Throughout Arrow the number 52 is seen in the background. One of the main characters is a cop and his badge number is DC52, Queen Consolidated main building is on 52 Wells Street, a villain leads Oliver Queen to an abandoned apartment whose number is 52 and so forth. Also, a lot of the names of characters and locations are allusions to famous comic writers and artists. But, that number is everywhere. I believe this is a reference to Prime Earth. In a recent New 52 storyline, the Justice League finds out that they exist within a multiverse and is forced to create a new earth to defeat a villain. This place is called Prime Earth and has subtle differences to the current DC main Earth (called Earth One). Prime Earth seems to share a lot of the details of Earth One, except for minor details like Starling City now being called Star City. I am not alone in my thinking that Arrow takes place on Prime Earth (add link). Is the number 52 a reference to The New 52? Almost definitely. If that’s true, Does Arrow take place on Prime Earth? I say, yes.

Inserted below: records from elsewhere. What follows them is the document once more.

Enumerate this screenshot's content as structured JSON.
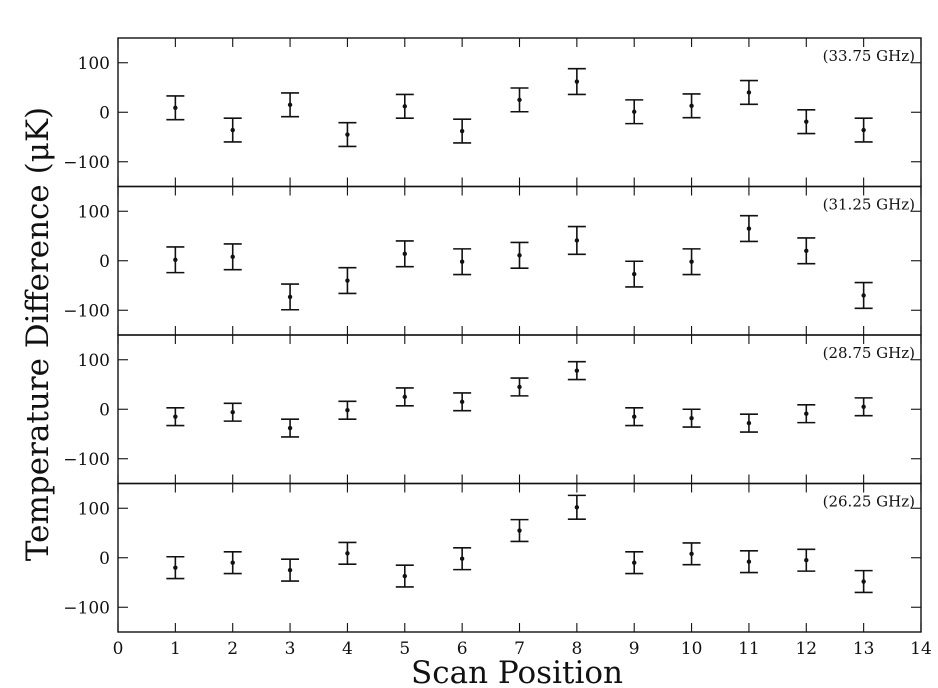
{
  "chart_data": {
    "type": "scatter",
    "ylabel": "Temperature Difference (μK)",
    "xlabel": "Scan Position",
    "xlim": [
      0,
      14
    ],
    "ylim": [
      -150,
      150
    ],
    "x_ticks": [
      0,
      1,
      2,
      3,
      4,
      5,
      6,
      7,
      8,
      9,
      10,
      11,
      12,
      13,
      14
    ],
    "y_ticks": [
      -100,
      0,
      100
    ],
    "grid": false,
    "panels": [
      {
        "label": "(33.75 GHz)",
        "x": [
          1,
          2,
          3,
          4,
          5,
          6,
          7,
          8,
          9,
          10,
          11,
          12,
          13
        ],
        "y": [
          9,
          -36,
          15,
          -45,
          12,
          -38,
          25,
          62,
          1,
          13,
          40,
          -19,
          -36
        ],
        "yerr": [
          24,
          24,
          24,
          24,
          24,
          24,
          24,
          26,
          24,
          24,
          24,
          24,
          24
        ]
      },
      {
        "label": "(31.25 GHz)",
        "x": [
          1,
          2,
          3,
          4,
          5,
          6,
          7,
          8,
          9,
          10,
          11,
          12,
          13
        ],
        "y": [
          2,
          8,
          -73,
          -40,
          14,
          -2,
          11,
          41,
          -27,
          -2,
          65,
          20,
          -70
        ],
        "yerr": [
          26,
          26,
          26,
          26,
          26,
          26,
          26,
          28,
          26,
          26,
          26,
          26,
          26
        ]
      },
      {
        "label": "(28.75 GHz)",
        "x": [
          1,
          2,
          3,
          4,
          5,
          6,
          7,
          8,
          9,
          10,
          11,
          12,
          13
        ],
        "y": [
          -15,
          -6,
          -38,
          -2,
          25,
          15,
          45,
          78,
          -15,
          -18,
          -28,
          -9,
          5
        ],
        "yerr": [
          18,
          18,
          18,
          18,
          18,
          18,
          18,
          18,
          18,
          18,
          18,
          18,
          18
        ]
      },
      {
        "label": "(26.25 GHz)",
        "x": [
          1,
          2,
          3,
          4,
          5,
          6,
          7,
          8,
          9,
          10,
          11,
          12,
          13
        ],
        "y": [
          -20,
          -10,
          -25,
          9,
          -37,
          -2,
          55,
          102,
          -10,
          8,
          -8,
          -5,
          -48
        ],
        "yerr": [
          22,
          22,
          22,
          22,
          22,
          22,
          22,
          24,
          22,
          22,
          22,
          22,
          22
        ]
      }
    ]
  }
}
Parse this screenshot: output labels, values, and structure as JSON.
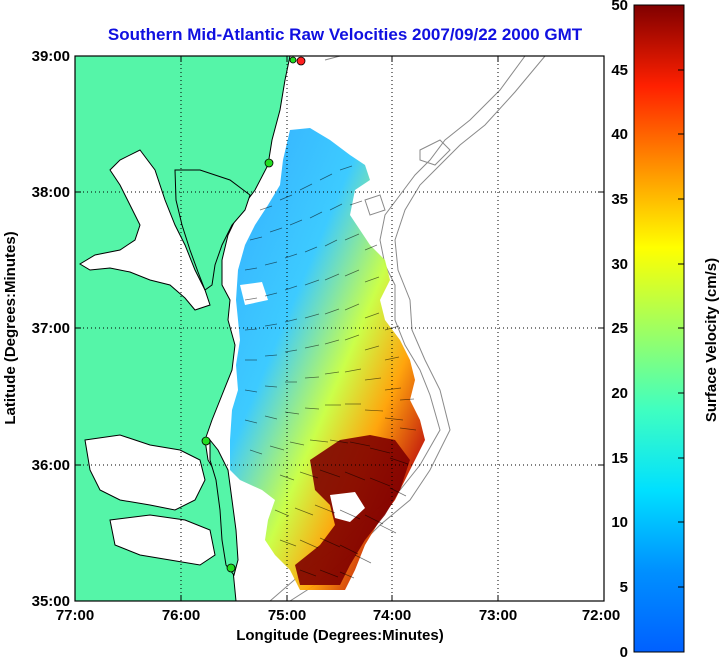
{
  "title": "Southern Mid-Atlantic Raw Velocities 2007/09/22 2000 GMT",
  "x_axis": {
    "label": "Longitude (Degrees:Minutes)",
    "ticks": [
      "77:00",
      "76:00",
      "75:00",
      "74:00",
      "73:00",
      "72:00"
    ],
    "range": [
      -77,
      -72
    ]
  },
  "y_axis": {
    "label": "Latitude (Degrees:Minutes)",
    "ticks": [
      "39:00",
      "38:00",
      "37:00",
      "36:00",
      "35:00"
    ],
    "range": [
      35,
      39
    ]
  },
  "colorbar": {
    "label": "Surface Velocity (cm/s)",
    "ticks": [
      "50",
      "45",
      "40",
      "35",
      "30",
      "25",
      "20",
      "15",
      "10",
      "5",
      "0"
    ],
    "range": [
      0,
      50
    ]
  },
  "colors": {
    "land": "#55f5a8",
    "coastline": "#000000",
    "title": "#1010e0",
    "bathymetry": "#8a8a8a",
    "site_markers": "#22dd22",
    "site_marker_north": "#ff2020"
  },
  "grid": "dotted"
}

So what does it mean if Arrow takes place on a planet that was only just invented in the comics? It means that all the DC screen universe is interlocked and completely connected in a way Marvel can only stand in awe and applaud at. The biggest reason for this is that Marvel Studios does not own the film rights to all of its characters. Notably, Spiderman, Daredevil, Wolverine and the word “Mutant” and all related X-Man are all property of other studios. Warner Bros. on the other hand has all film rights to every DC character. This gives them a huge edge over their Disney owned counterpart. Arrow may very well be the first key in a series of locks that will lead to one hell of a reveal. Because, the DCSU may be its own multiverse. The key to the multiverse has always been that certain characters are radically different, and some are exactly the same. So what if Oliver Queen looks the same on every single earth, but Batman and Superman look a little different? In one movie Batman can be a dark gritty hero of the future, and in another he can be whatever the fuck George Clooney was. DC could essentially say, “no we didn’t replace Superman because George Reeves died, or because Christopher Reeves got old, we did it because we switched universes without telling you.” Every single reboot, and failed attempt as well as unbridled achievement like The Dark Knight can be cannon within the DCSU. They all matter. If this is where DC is going, they could blow marvel out of the water. It could be made to seem like this was the plan all along, and The Avengers could look like they copied off DC’s brilliant endgame.